L’absence d’issue à gauche alors que tant d’éléments de la situation objective manifestent l’exigence pressante de changements radicaux, voilà ce qui rend possible le gonflement continu de l’extrême droite. Pendant la campagne électorale, il y a quand même eu localement de fortes mobilisations contre l’AfD, comme à Cologne où elle a à peine pu se montrer dans les rues. Cela ne l’empêche bien sûr pas de grossir électoralement. On ne pourra pas se débarrasser de l’AfD si l’on se limite à lui disputer l’espace public et à contester sa légitimité politique, aussi important cela soit-il. La gauche doit lui enlever toute raison d’être en apportant d’autres réponses et en démontrant qu’on peut les mettre en œuvre. ■

* Angela Klein, rédactrice en chef du mensuel SoZ – Sozialistische Zeitung, fait partie de la direction de l’Internationale Sozialistische Organisation (ISO, section allemande de la IVe Internationale). (Traduit de l’allemand par Pierre Vandevoorde).

Notes

1. Les « Patriotische Europäer gegen die Islamisierung des Abendlandes » (« Patriotes européens contre l’islamisation de l’Occident », abréviation PEGIDA) est un mouvement d’extrême droite, raciste et islamophobe qui a organisé des manifestations contre les réfugiés en Allemagne, rassemblant jusqu’à 25 000 personnes (janvier 2015), apparu à Dresde en 2014. Des contre-manifestations antiracistes ont rassemblé contre PEGIDA jusqu’à 100 000 personnes en 2015.

2. « Ende Gelände » (qu’on peut traduire par « Stop ! On n’ira pas plus loin ») est un mouvement de masse de désobéissance civile qui lute pour la protection du climat, pour laisser dans le sol les combustibles fossiles et pour une économie juste avec l’énergie renouvelable à 100 %.
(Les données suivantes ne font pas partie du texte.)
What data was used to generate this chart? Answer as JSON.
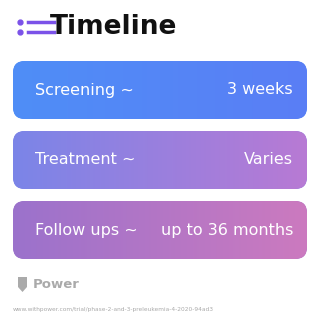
{
  "title": "Timeline",
  "background_color": "#ffffff",
  "rows": [
    {
      "label_left": "Screening ~",
      "label_right": "3 weeks",
      "gradient_start": "#4f8ef7",
      "gradient_end": "#5a7ef5"
    },
    {
      "label_left": "Treatment ~",
      "label_right": "Varies",
      "gradient_start": "#7b85e8",
      "gradient_end": "#b87ad4"
    },
    {
      "label_left": "Follow ups ~",
      "label_right": "up to 36 months",
      "gradient_start": "#9b72cc",
      "gradient_end": "#cc7abf"
    }
  ],
  "icon_color": "#7b52e8",
  "title_fontsize": 19,
  "row_fontsize": 11.5,
  "watermark": "Power",
  "watermark_color": "#aaaaaa",
  "url_text": "www.withpower.com/trial/phase-2-and-3-preleukemia-4-2020-94ad3",
  "url_color": "#aaaaaa"
}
3. L’alliance Care Revolution a été mise en place après la conférence d’action Care Revolution tenue à Berlin en mars 2014, où 500 personnes de différents domaines du travail de soins (parents, soignants, éducateurs, infirmières, travailleurs sociaux, assistance, services sexuels et ménage) et des représentants d’initiatives politiques se sont réunis. Des groupes locaux ont été établis dans les villes de Berlin, Bielefeld, Francfort, Fribourg, Hambourg, Hanovre, Lübeck et Thuringe, et le réseau national se réunit deux fois par an. En 2015, lors des grèves dans les services sociaux et éducatifs, ainsi que dans l’hôpital de la Charité de Berlin, le réseau Care Revolution a souligné l’importance de la coopération entre les parents, les garderies, les patients et les infirmières.